Andrographolide protects mice from influenza A induced-pneumonia via
regulation of the PI3K/AKT signaling pathway
Abstract
Influenza A virus (IAV) infection causes a frenzied host response, which
promotes acute lung inflammation. Andrographolide, an active component
extracted from Andrographis paniculate, exerts significant
inhibitive effects on acute inflammation induced by IAV. However, the
molecular mechanism of the anti-inflammatory and antiviral effects
remains poorly understood. Here, we found that andrographolide reduced
mortality, alleviated body weight loss, and decreased lung index and
inflammatory cytokines secretion rather than inhibiting viral
replication. Further study with RNA-seq analysis revealed that the
PI3K/AKT signaling pathway is significantly activated in the lungs of
andrographolide-treated mice.

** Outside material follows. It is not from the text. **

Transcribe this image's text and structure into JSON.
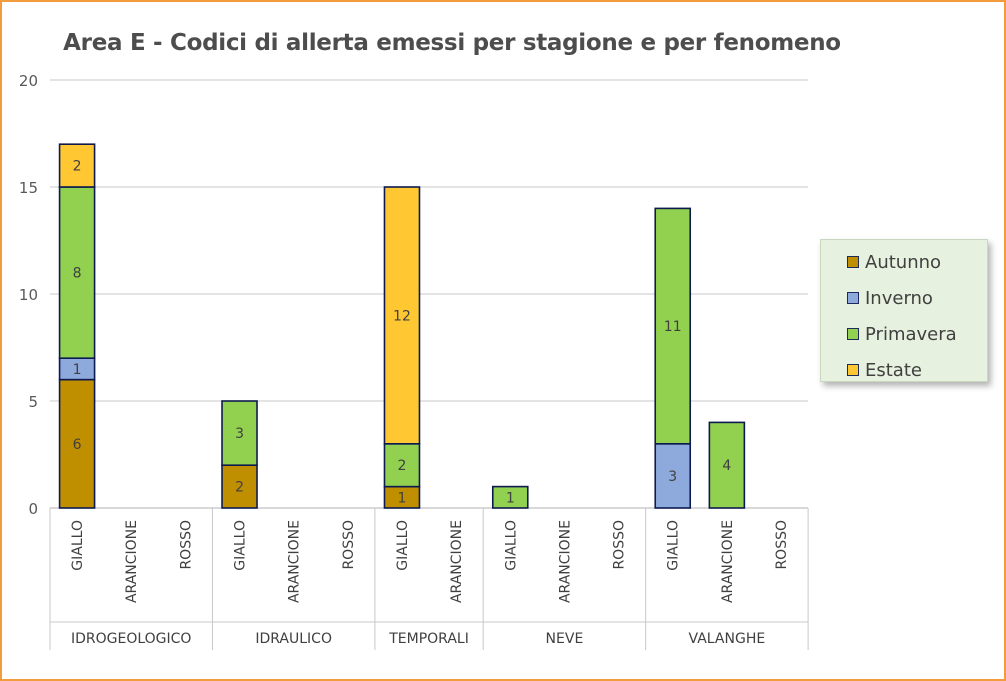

The phosphorylated AKT and PI3K were
significantly increased after andrographolide intervention by Western
blot. Moreover, [pyroptosis](javascript:;)-related proteins, and
downstream pathways of the PI3K/AKT signaling pathway, including
cleaved-caspase 3 and GSDME-N, were decreased. The protective effect of
andrographolide was significantly reduced after treatment with an AKT
inhibitor. In summary, our findings suggested that andrographolide
exerts a protective effect on IAV-induced [pneumonia](javascript:;)
by activating the PI3K/AKT signaling pathway, which may represent a
novel therapeutic strategy for IAV infection.